Государи московские. Книги 1-5 - Дмитрий Михайлович Балашов
Шрифт:
Интервал:
И потом – торжественный ужин с боярами, среди коих дети Акинфа Великого с Андреем Кобылою (обласкать!) и московский пленник Борис (обласкать паки!), и – не обидеть своих, и – быть веселым и щедрым. Он не устал, не заботен, не гневен, нет! Он светел и радошен, глава и отец, а они – возлюбленные чада его.

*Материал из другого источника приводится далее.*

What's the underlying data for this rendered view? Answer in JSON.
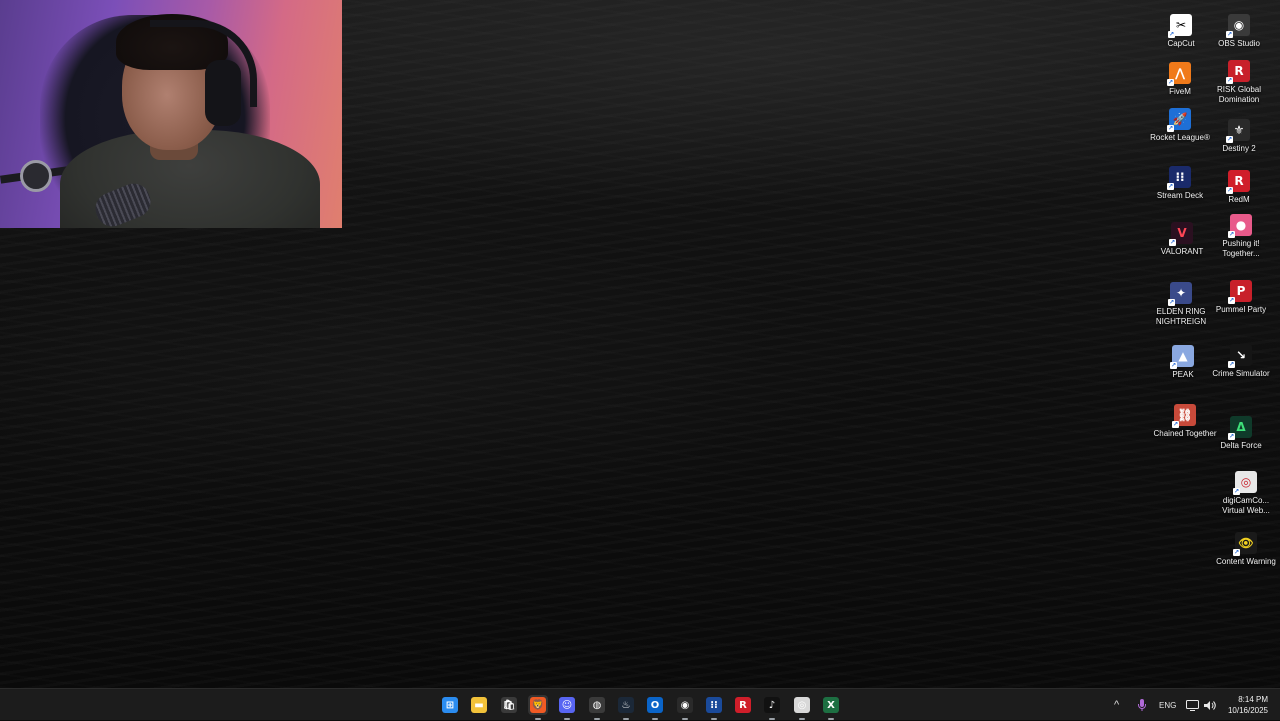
{
  "desktop_icons": [
    {
      "label": "CapCut",
      "icon": "capcut-icon",
      "color": "#ffffff",
      "fg": "#000000",
      "glyph": "✂"
    },
    {
      "label": "OBS Studio",
      "icon": "obs-icon",
      "color": "#3a3a3a",
      "fg": "#ffffff",
      "glyph": "◉"
    },
    {
      "label": "FiveM",
      "icon": "fivem-icon",
      "color": "#f07a1a",
      "fg": "#ffffff",
      "glyph": "⋀"
    },
    {
      "label": "RISK Global Domination",
      "icon": "risk-icon",
      "color": "#c8202a",
      "fg": "#ffffff",
      "glyph": "R"
    },
    {
      "label": "Rocket League®",
      "icon": "rocket-league-icon",
      "color": "#1e6fd6",
      "fg": "#ffffff",
      "glyph": "🚀"
    },
    {
      "label": "Destiny 2",
      "icon": "destiny-icon",
      "color": "#2a2a2a",
      "fg": "#ffffff",
      "glyph": "⚜"
    },
    {
      "label": "Stream Deck",
      "icon": "stream-deck-icon",
      "color": "#1a2a6a",
      "fg": "#ffffff",
      "glyph": "⁝⁝"
    },
    {
      "label": "RedM",
      "icon": "redm-icon",
      "color": "#d01e2a",
      "fg": "#ffffff",
      "glyph": "R"
    },
    {
      "label": "VALORANT",
      "icon": "valorant-icon",
      "color": "#2a1020",
      "fg": "#ff4655",
      "glyph": "V"
    },
    {
      "label": "Pushing it! Together...",
      "icon": "pushing-it-icon",
      "color": "#e85a8a",
      "fg": "#ffffff",
      "glyph": "●"
    },
    {
      "label": "ELDEN RING NIGHTREIGN",
      "icon": "elden-ring-icon",
      "color": "#3a4a8a",
      "fg": "#ffffff",
      "glyph": "✦"
    },
    {
      "label": "Pummel Party",
      "icon": "pummel-party-icon",
      "color": "#c8202a",
      "fg": "#ffffff",
      "glyph": "P"
    },
    {
      "label": "PEAK",
      "icon": "peak-icon",
      "color": "#8aa8e0",
      "fg": "#ffffff",
      "glyph": "▲"
    },
    {
      "label": "Crime Simulator",
      "icon": "crime-simulator-icon",
      "color": "#151515",
      "fg": "#ffffff",
      "glyph": "↘"
    },
    {
      "label": "Chained Together",
      "icon": "chained-together-icon",
      "color": "#c84a3a",
      "fg": "#ffffff",
      "glyph": "⛓"
    },
    {
      "label": "Delta Force",
      "icon": "delta-force-icon",
      "color": "#0f3a2a",
      "fg": "#3ee07a",
      "glyph": "Δ"
    },
    {
      "label": "digiCamCo... Virtual Web...",
      "icon": "digicam-icon",
      "color": "#e8e8e8",
      "fg": "#c8202a",
      "glyph": "◎"
    },
    {
      "label": "Content Warning",
      "icon": "content-warning-icon",
      "color": "#1a1a1a",
      "fg": "#f0d020",
      "glyph": "👁"
    }
  ],
  "taskbar": {
    "apps": [
      {
        "name": "start-button",
        "icon": "windows-icon",
        "color": "#2b8cf0",
        "glyph": "⊞"
      },
      {
        "name": "file-explorer",
        "icon": "folder-icon",
        "color": "#f2c23a",
        "glyph": "▬"
      },
      {
        "name": "microsoft-store",
        "icon": "store-icon",
        "color": "#3a3a3a",
        "glyph": "🛍"
      },
      {
        "name": "brave-browser",
        "icon": "brave-icon",
        "color": "#f05a24",
        "glyph": "🦁"
      },
      {
        "name": "discord",
        "icon": "discord-icon",
        "color": "#5865f2",
        "glyph": "☺"
      },
      {
        "name": "chrome-like-app",
        "icon": "globe-icon",
        "color": "#3a3a3a",
        "glyph": "◍"
      },
      {
        "name": "steam",
        "icon": "steam-icon",
        "color": "#1b2838",
        "glyph": "♨"
      },
      {
        "name": "outlook",
        "icon": "outlook-icon",
        "color": "#0a64c8",
        "glyph": "O"
      },
      {
        "name": "obs-taskbar",
        "icon": "obs-icon",
        "color": "#2a2a2a",
        "glyph": "◉"
      },
      {
        "name": "stream-deck-taskbar",
        "icon": "stream-deck-icon",
        "color": "#1a4a9a",
        "glyph": "⁝⁝"
      },
      {
        "name": "riot-app",
        "icon": "riot-icon",
        "color": "#d01e2a",
        "glyph": "R"
      },
      {
        "name": "tiktok",
        "icon": "tiktok-icon",
        "color": "#111111",
        "glyph": "♪"
      },
      {
        "name": "digicam-taskbar",
        "icon": "digicam-icon",
        "color": "#d8d8d8",
        "glyph": "◎"
      },
      {
        "name": "excel-app",
        "icon": "excel-icon",
        "color": "#1d6f42",
        "glyph": "X"
      }
    ],
    "tray": {
      "chevron": "^",
      "mic_icon": "microphone-icon",
      "language": "ENG",
      "network_icon": "network-icon",
      "volume_icon": "speaker-icon",
      "time": "8:14 PM",
      "date": "10/16/2025"
    }
  }
}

И уже потом, после гостей, – наконец-то можно хоть немного распустить себя, хоть немного отдохнуть от тяжкого (теперь чуется, насколько тяжкого!) дня – скромный ужин в кругу семьи. Заждавшаяся Анна, дети, что теперь – только теперь! – лезут на колени, цепляясь за плечи и бороду отца, трутся носами о шелк отцовского домашнего просторного нарядного сарафана, накинутого на плеча только что взамен суконного, отделанного парчою и жемчугом княжеского зипуна. Митя так прямо и зарылся мордочкой в большую ладонь отцову.
– Скучал по тебе! – говорит Анна грудным, с лебедиными переливами, трепещущим голосом и отклоняется, выгибаясь, полураскрыв полные губы. И Михаил невольно скашивает глаза: не увидели б слуги отуманившихся на долгий миг, пока не справилась с собою, глаз княгини.
– Скучал, баешь?
– Батя! А я на кони ездил! А Сашок еще не умеет! А мы подрались с дворовыми, а я мамке не пенял, вот! – Сын гордо оглядывается на мать. Теперь о давешней драке и сказать мочно, при бате ничего никому не будет! И снова: – Батя, а ты Тохту видел? Какой он? А у нас привезли рыб, осетра большого-большого, больше коня! Я тебе покажу! Грамоте я уже выучил! (торопится упредить отцов вопрос).
– Ну, напиши: аз, буки, веди.
Митя, высунув язык, старательно водит писалом по вощанице, буквы ползут врозь, прыгают и все же получаются уже! Уезжал в Орду, сын еще ничего не умел.
– И счет учил?
– Ага! – Загибая пальцы и мимоходом легонько отпихнув сестренку, что, молчаливо сопя, лезет на колени к отцу: – Раз, два, три, четыре, пять, семь… нет, шесть, семь… Батя, а тебе когда будет сто лет? Через шестьдесят шесть?
– Верно. Сам счел?
– Сам! – И застеснялся, опуская голову, покраснев, признается отцу: – Мама помогла немножко…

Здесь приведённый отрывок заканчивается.